Linktree
- Developer: Alex Zaccaria; Anthony Zaccaria; Nick Humphreys; Bolster Creative PTY LTD;
- Type: Social media, bio landing page link
- Status: Active
- Members: 70 Million
- Pricing model: Freemium
- Website: linktr.ee

= Linktree =

Australian reference landing page service

Linktree is an Australian freemium social media reference landing page service provider headquartered in Melbourne. It was developed by Alex Zaccaria, Anthony Zaccaria, and Nick Humphreys.

Founded in 2016, it serves as a landing page for a person or company's entire associated links in social media, which rarely allows linking to multiple sites. The site was inspired by the developers' annoyance with social media that cannot or do not allow multiple hyperlinks. In 2022, Linktree became a unicorn after a funding round of $152 million which valued it at $1.7 billion.

==History==
Linktree was established in 2016, out of annoyance regarding social media that do not allow multiple hyperlinks in profiles. The site was created in six hours. It is reported to have gained 3,000 users overnight, which caused the server to crash due to overload.

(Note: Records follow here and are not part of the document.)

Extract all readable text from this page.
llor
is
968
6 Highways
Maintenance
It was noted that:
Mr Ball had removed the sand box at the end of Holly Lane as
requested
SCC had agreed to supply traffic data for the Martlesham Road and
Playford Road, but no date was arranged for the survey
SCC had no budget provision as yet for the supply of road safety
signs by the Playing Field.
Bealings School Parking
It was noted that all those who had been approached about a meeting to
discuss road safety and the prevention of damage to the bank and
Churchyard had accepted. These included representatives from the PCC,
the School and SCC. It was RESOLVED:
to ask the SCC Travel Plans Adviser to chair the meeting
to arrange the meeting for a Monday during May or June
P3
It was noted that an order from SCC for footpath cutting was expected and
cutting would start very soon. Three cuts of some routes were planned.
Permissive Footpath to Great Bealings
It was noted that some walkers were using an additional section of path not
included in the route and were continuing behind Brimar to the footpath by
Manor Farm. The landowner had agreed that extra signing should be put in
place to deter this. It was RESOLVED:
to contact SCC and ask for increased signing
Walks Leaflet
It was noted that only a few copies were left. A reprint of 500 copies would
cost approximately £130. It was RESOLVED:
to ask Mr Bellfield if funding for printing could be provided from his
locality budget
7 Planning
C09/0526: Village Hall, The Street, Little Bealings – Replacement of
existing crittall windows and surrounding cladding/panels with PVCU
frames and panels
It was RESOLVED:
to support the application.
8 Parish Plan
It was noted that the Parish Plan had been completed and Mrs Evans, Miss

In 2018, Instagram banned the site due to spam, although it was lifted and Instagram issued an apology. It was reported that Linktree, started as a link-in-bio tool for Instagram, was banned from Instagram in 2018, since it was noted as "breaking the community standards," specifically as a spam website. Linktree stated that they were "working on it" with their "representatives on Instagram." This ban was lifted after thousands of users advocated on Linktree's behalf. Although the ban was lifted and Instagram issued an apology, as of March 2021, Instagram accounts for less than 40% of Linktree's profile traffic.

In December 2018, the number of users reached 1 million, then 3 million by the end of 2019. By October 2020, Linktree had gained more than 8 million users.

As of March 2021, the number of users reached nearly 16 million, with an increase of 300% over the previous year.

In August 2021, Linktree announced the acquisition of smart link provider Odesli to become a "one-stop-shop" for musicians seeking to monetize their art.

==Features and subscriptions==
Linktree is a freemium service: it is free, but also offers a 'Pro' subscription launched in April 2017, which gives more benefits, such as more customization options, more detailed analytics, email sign-up integration, removal of the Linktree logo, etc. Users can upload as many links as they wish despite not subscribing. Pro analytics allows users to view their click-through rates. Both offerings allow users to create a personalized and customizable page, that houses all social media links and official websites. Linktree also partnered with Amazon, allowing users to upload their Amazon store profile as an affiliate link. Amid the George Floyd protests, Linktree allowed users to adopt a 'Support Anti-Racism' icon, which pops a tab linking visitors to articles to further understand racism, organizations to donate to, and places to protest.

==Accolades==
In 2019, Linktree was included in CNBC's 'Upstart 100' list of "brightest, most intriguing, young startups promising to become the great companies of tomorrow." In March 2020, Fast Company placed Linktree as fourth place in the 'Most Innovative Companies of 2020' list in the 'Social media' category for "making Instagram's 'link in bio' into a sleek menu for sharing articles, merch, or paid partnerships." For comparison's sake, in that year the first place was Cameo and the third Pinterest; while the fourth place of other years were Reddit (2018 and 2021), Are.na (2019) and Genies, Inc. (2022).

==Funding==
On 27 October 2020, Linktree announced that it had received US$10.7 million in Series A financing from Airtree Ventures and Insight Partners. The funding is the company's first from an institutional investor. On 26 March 2021, Linktree announced the closing of a $45M Series B financing round. The round was co-led by Index Ventures and Coatue, with participation from returning investors Airtree Ventures and Insight Partners.

In 2022, Linktree raised $152 million at a valuation of $1.7 billion. The investment round led by Index Ventures and Coatue Management.